Menjadi orang yang beruntung dalam hal ini meyakini dan menerapkan nilai-nilai Islam pada seluruh dimensi kehidupannya memang merupakan pilihan setiap orang, tetapi menjadi pertanyaan besar, beruntung yang seperti apakah yang senantiasa dipilih setiap orang jaman sekarang.? Allah.swt melalui Qur’an surah Al-‘Ashr menegaskan bahwa manusia pada umumnya selalu dalam kerugia, hal ini terjadi akibat kesalahan dalam memilih jalan yang diyakini yakni tidak beriman dan tidak mengerjakan amal shaleh. Pada surat Al-‘Ashr terdapat penegasan bahwa tidak ada pengecualian bahwa manusia itu akan selalu merugi. Ungkapan ini terlebih dahulu diawali oleh sumpah yang disampaikan Allah.swt dengan kalimat “demi masa”, oleh para ulama mengungkapkan bahwa masa atau waktu disini diartikan ‘al waktu huwal hayat’ waktu adalah kehidupan itu sendiri. Maka demi kehidupan yang kita lalui sejak masa kelahiran hingga pada detik-detik sekarang ini, seluruh manusia ditakdirkan akan selalu dalam kerugian. Maha Suci Allah yang memberikan gambaran hidup bagi orang-orang yang mau beruntung.
Demi masa(1). Sesungguhnya manusia itu benar-benar berada dalam kerugian(2)
— — —
Kcuali orang-orang yang beriman dan mengerjakan amal shaleh dan nasihat menasihati supaya menaati kebenaran dan nasihat menasihati supaya menetapi kesabaran(3).(Al-‘Ashr)

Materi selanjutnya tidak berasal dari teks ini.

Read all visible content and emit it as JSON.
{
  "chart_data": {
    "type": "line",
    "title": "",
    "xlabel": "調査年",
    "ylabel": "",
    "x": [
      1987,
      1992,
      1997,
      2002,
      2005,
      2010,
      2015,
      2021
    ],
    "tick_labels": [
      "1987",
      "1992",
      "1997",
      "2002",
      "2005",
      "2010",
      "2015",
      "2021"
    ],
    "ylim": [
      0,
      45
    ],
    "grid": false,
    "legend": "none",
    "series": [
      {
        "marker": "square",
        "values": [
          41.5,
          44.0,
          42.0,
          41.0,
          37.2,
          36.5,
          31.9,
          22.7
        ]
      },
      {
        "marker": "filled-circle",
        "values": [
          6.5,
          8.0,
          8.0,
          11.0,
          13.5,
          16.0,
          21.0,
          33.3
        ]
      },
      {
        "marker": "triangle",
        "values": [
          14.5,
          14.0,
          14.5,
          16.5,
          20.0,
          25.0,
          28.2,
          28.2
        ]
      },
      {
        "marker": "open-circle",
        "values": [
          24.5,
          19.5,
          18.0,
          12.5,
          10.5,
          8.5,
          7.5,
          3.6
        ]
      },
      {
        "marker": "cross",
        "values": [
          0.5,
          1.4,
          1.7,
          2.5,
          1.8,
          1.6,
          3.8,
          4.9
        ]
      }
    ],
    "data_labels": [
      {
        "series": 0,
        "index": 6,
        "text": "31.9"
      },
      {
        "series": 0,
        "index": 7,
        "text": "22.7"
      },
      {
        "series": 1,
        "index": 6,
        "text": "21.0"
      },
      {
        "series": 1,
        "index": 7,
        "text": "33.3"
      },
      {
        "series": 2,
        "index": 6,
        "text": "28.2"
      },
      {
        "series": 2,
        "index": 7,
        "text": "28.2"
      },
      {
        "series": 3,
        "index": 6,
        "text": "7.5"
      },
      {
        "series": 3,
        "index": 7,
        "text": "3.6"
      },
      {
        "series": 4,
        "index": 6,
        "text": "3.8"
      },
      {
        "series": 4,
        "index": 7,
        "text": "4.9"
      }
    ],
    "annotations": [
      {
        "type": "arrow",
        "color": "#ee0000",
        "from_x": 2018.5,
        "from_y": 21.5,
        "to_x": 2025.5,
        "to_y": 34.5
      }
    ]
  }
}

Dan ternyata Allah.swt tidak begitu saja menyudahi surat Al-‘Ashr tersebut sampai pada ayat kedua saja, dengan ke-Maha Kemurahan Allah.swt kemudian menyambung ayat tersebut dan sekaligus memberi kabar gembira bagi kaum muslimin yaitu kaum yang beriman, dalam ulasan ini saya menyebutnya ‘orang-orang pilihan’ atau ‘orang-orang beruntung’. Ayat ketiga tersebut adalah “kecuali orang-orang yang beriman dan mengerjakan amal shaleh dan nasihat menasihati supaya menaati kebenaran dan nasihat menasihati supaya menetapi kesabaran”.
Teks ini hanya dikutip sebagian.